Segundo ele, os territórios indígenas cumprem um papel fundamental "em eles sendo os guardiões dessas florestas". De acordo com dados do especialista, apenas entre 1 e 2% do desmatamento acontece dentro dos territórios indígenas e áreas protegidas. Assim, é comprovado pela ciência que quanto maior o grau da proteção das áreas, menor a taxa de desmatamento.
Instrumentos e incentivos para combater o desmatamento
Um instrumento extremamente importante existente no Brasil, do ponto de vista do analista, é a lei federal de Pagamento com Serviços Ambientais, aprovada pelo Congresso Nacional aproximadamente há dois meses.
Mesmo que seja uma lei nova, ela vai na direção certa, acredita André Guimarães: de premiar e remunerar aqueles proprietários de terra que conservem florestas e assim criar um valor para floresta dentro de uma propriedade privada.
Além disso, no Brasil existem também vários mecanismos financeiros: incentivos fiscais para algumas atividades de reflorestamento, taxas de juro mais baratas, mas eles são muito pequenos diante do tamanho do problema.
Ainda mais, na opinião do diretor, há decisões de nosso dia a dia que podem favorecer ou não a conservação da Amazônia: por exemplo, a sociedade de consumo pode escolher produtos que favorecem a manutenção da floresta, produtos que são produzidos de maneira sustentável.

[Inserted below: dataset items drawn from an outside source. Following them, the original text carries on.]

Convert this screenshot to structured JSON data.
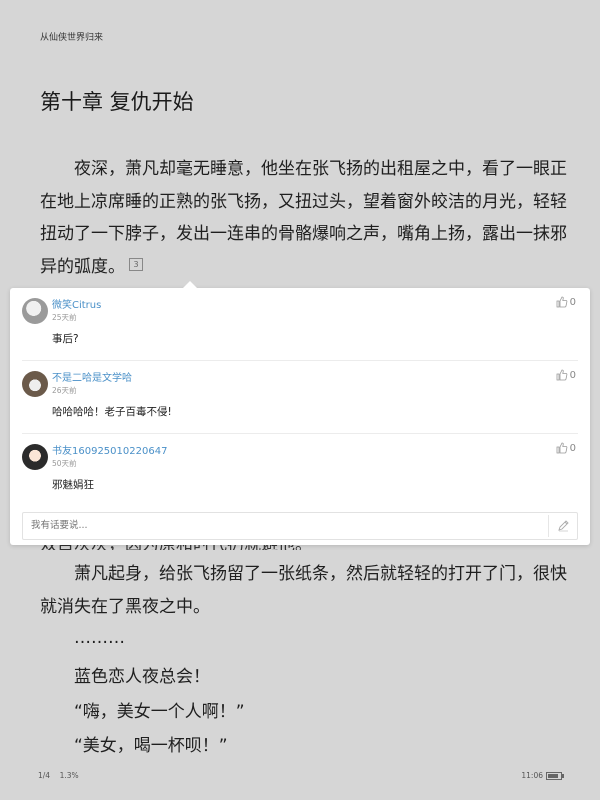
{
  "book_title": "从仙侠世界归来",
  "chapter_title": "第十章 复仇开始",
  "paragraph1": "夜深，萧凡却毫无睡意，他坐在张飞扬的出租屋之中，看了一眼正在地上凉席睡的正熟的张飞扬，又扭过头，望着窗外皎洁的月光，轻轻扭动了一下脖子，发出一连串的骨骼爆响之声，嘴角上扬，露出一抹邪异的弧度。",
  "paragraph1_comment_count": "3",
  "partial_line": "双目灰灰，因为原和时代扔就避他。",
  "paragraph2": "萧凡起身，给张飞扬留了一张纸条，然后就轻轻的打开了门，很快就消失在了黑夜之中。",
  "line_dots": "………",
  "line_blue": "蓝色恋人夜总会！",
  "line_quote1": "“嗨，美女一个人啊！”",
  "line_quote2": "“美女，喝一杯呗！”",
  "comments": [
    {
      "user": "微笑Citrus",
      "time": "25天前",
      "content": "事后?",
      "likes": "0"
    },
    {
      "user": "不是二哈是文学哈",
      "time": "26天前",
      "content": "哈哈哈哈！老子百毒不侵!",
      "likes": "0"
    },
    {
      "user": "书友160925010220647",
      "time": "50天前",
      "content": "邪魅娟狂",
      "likes": "0"
    }
  ],
  "comment_input_placeholder": "我有话要说...",
  "footer": {
    "page": "1/4",
    "progress": "1.3%",
    "time": "11:06",
    "battery_level": 0.8
  },
  "colors": {
    "username": "#4a90c8",
    "background": "#d6d6d6"
  }
}
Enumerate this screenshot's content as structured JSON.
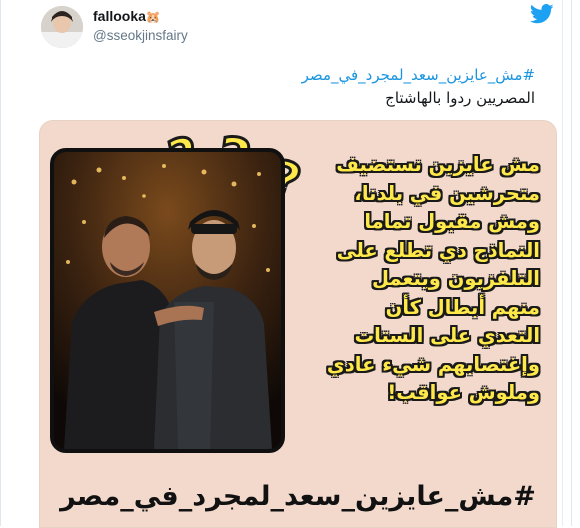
{
  "user": {
    "display_name": "fallooka",
    "name_emoji": "🐹",
    "handle": "@sseokjinsfairy"
  },
  "tweet": {
    "hashtag": "#مش_عايزين_سعد_لمجرد_في_مصر",
    "text": "المصريين ردوا بالهاشتاج"
  },
  "image": {
    "lines": [
      "مش عايزين نستضيف",
      "متحرشين في بلدنا،",
      "ومش مقبول تماما",
      "النماذج دي تطلع على",
      "التلفزيون ويتعمل",
      "منهم أبطال كأن",
      "التعدي على الستات",
      "وإغتصابهم شيء عادي",
      "وملوش عواقب!"
    ],
    "hashtag": "#مش_عايزين_سعد_لمجرد_في_مصر"
  },
  "colors": {
    "twitter_blue": "#1da1f2",
    "hashtag_blue": "#1b95e0",
    "image_bg": "#f2d9cc",
    "overlay_text": "#ffe94a"
  },
  "icons": {
    "brand": "twitter-bird-icon",
    "decor": "question-marks-icon"
  }
}
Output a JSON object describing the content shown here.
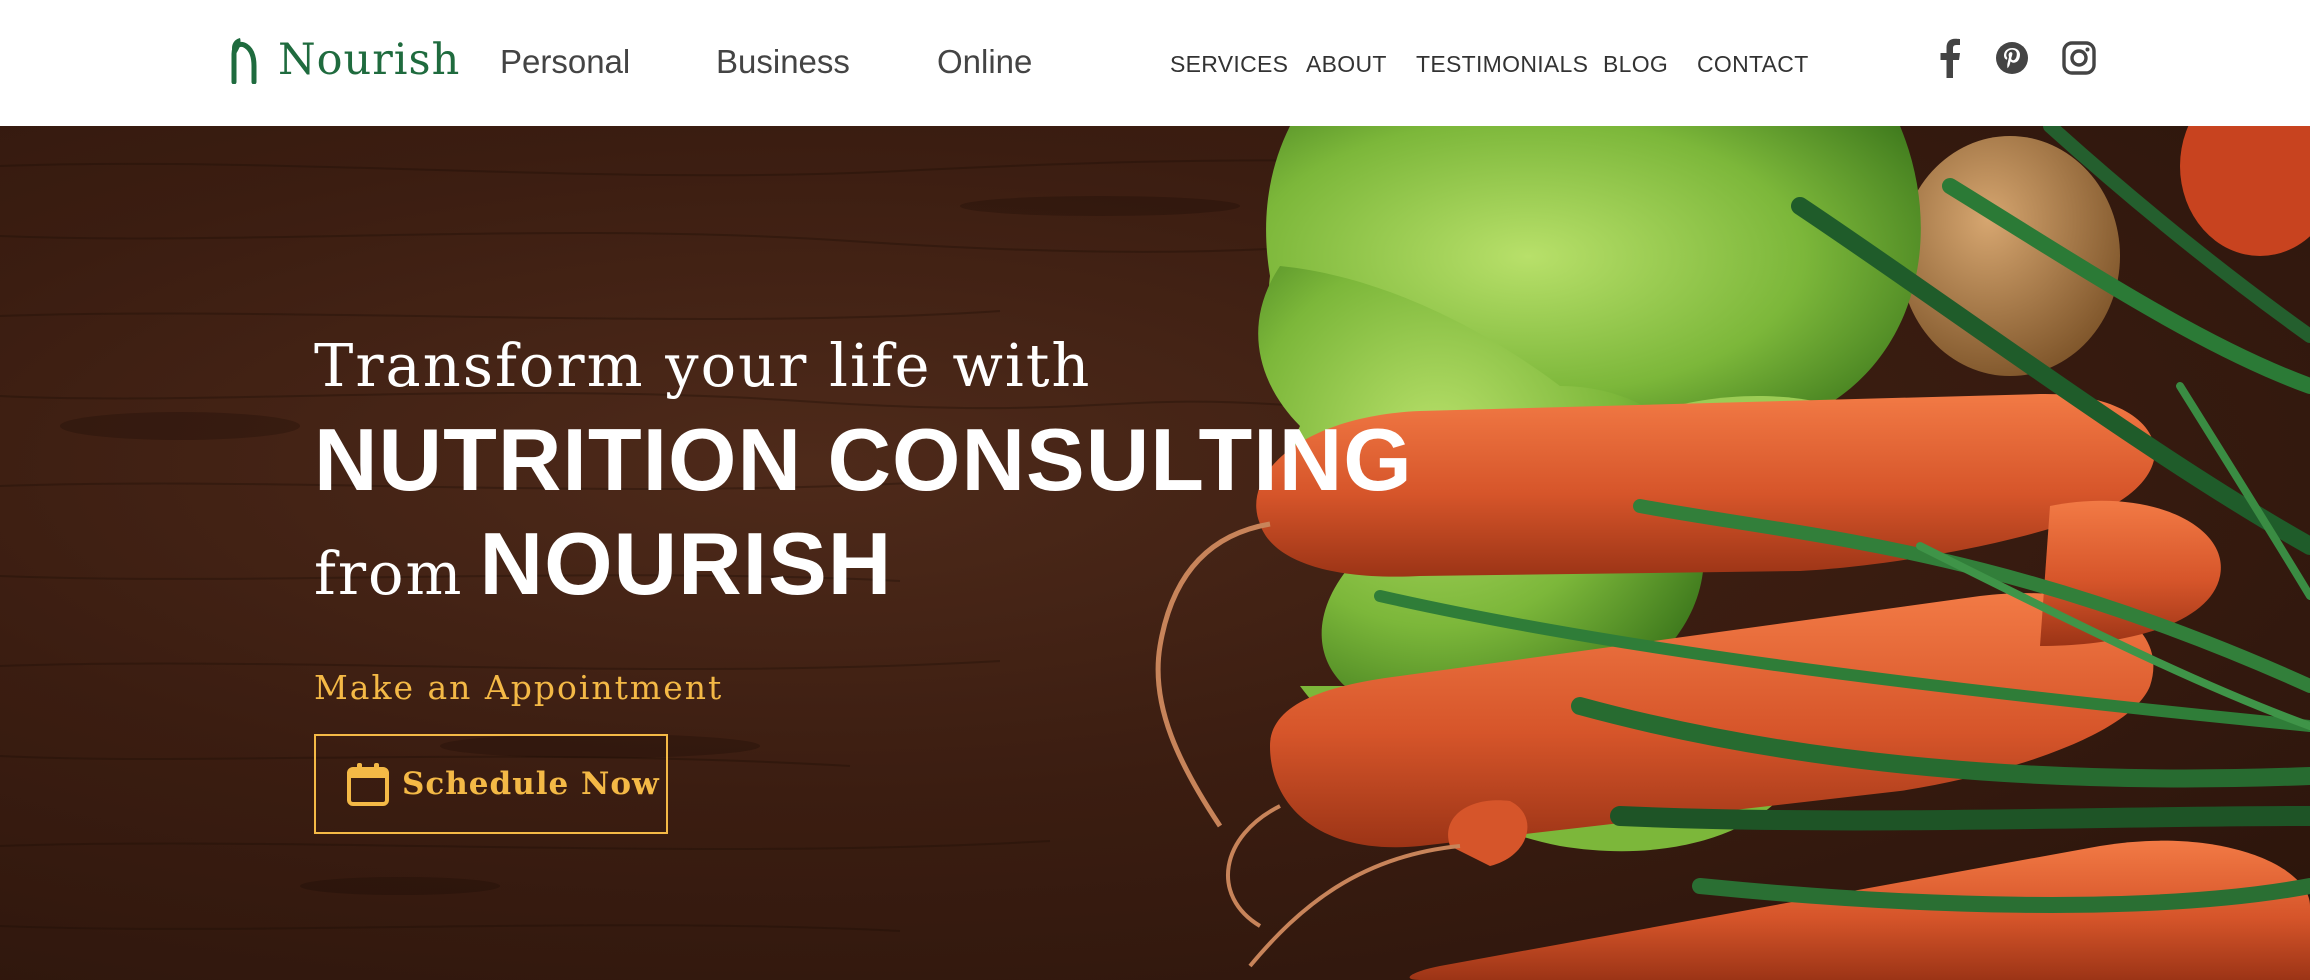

Boicote não é solução do problema
Em 18 de outubro, os EUA anunciaram a criação da Lei Florestal 2021, que vai barrar a importação de produção agrícola pelos EUA de países com índices altos de desmatamento florestal. Essa lei cita o Brasil como exemplo de problema.
Na opinião do diretor, esse tipo de legislação pode ajudar, mas tem uma enorme chance de atrapalhar.
O boicote generalizado acaba penalizando aqueles que estão cumprindo a lei corretamente. Nesse caso, pode proibir a importação daquelas pessoas e fazendas que não desmatam.
"O problema exige soluções mais complexas. Boicote resolve o problema da consciência de quem boicota, mas não resolve o problema das cadeias de desmatamento, das cadeias da ilegalidade ou das cadeias da injustiça social."
'Dois Brasis' na próxima cúpula do clima
Em 31 de outubro se iniciará a Conferência das Nações Unidas sobre Mudança Climática de 2021 em Glasgow, também conhecida como a COP26.
Conforme constata o especialista, dois Brasis vão se apresentar na COP26 de Glasgow: um "Brasil formal", que é o governo federal, que vai demonstrar que a situação não é tão grave e tentar convencer os outros pares disso.
Outro Brasil é a sociedade brasileira representada por empresas de energia, por instituições de pesquisa, por governos estaduais, que demonstra uma vontade da sociedade brasileira de cumprir os compromissos internacionais e especialmente os compromissos ligados ao meio ambiente e clima.
"Eu acho que o Brasil é um líder regional nato pelo tamanho, pelo tamanho da economia [...] pela credibilidade histórica do país. Não só em nível regional, em nível global: o Brasil é o sexto maior emissor de carbono do planeta. Eu não consigo ver soluções nem regionais, nem globais sem o Brasil sentado à mesa", concluiu.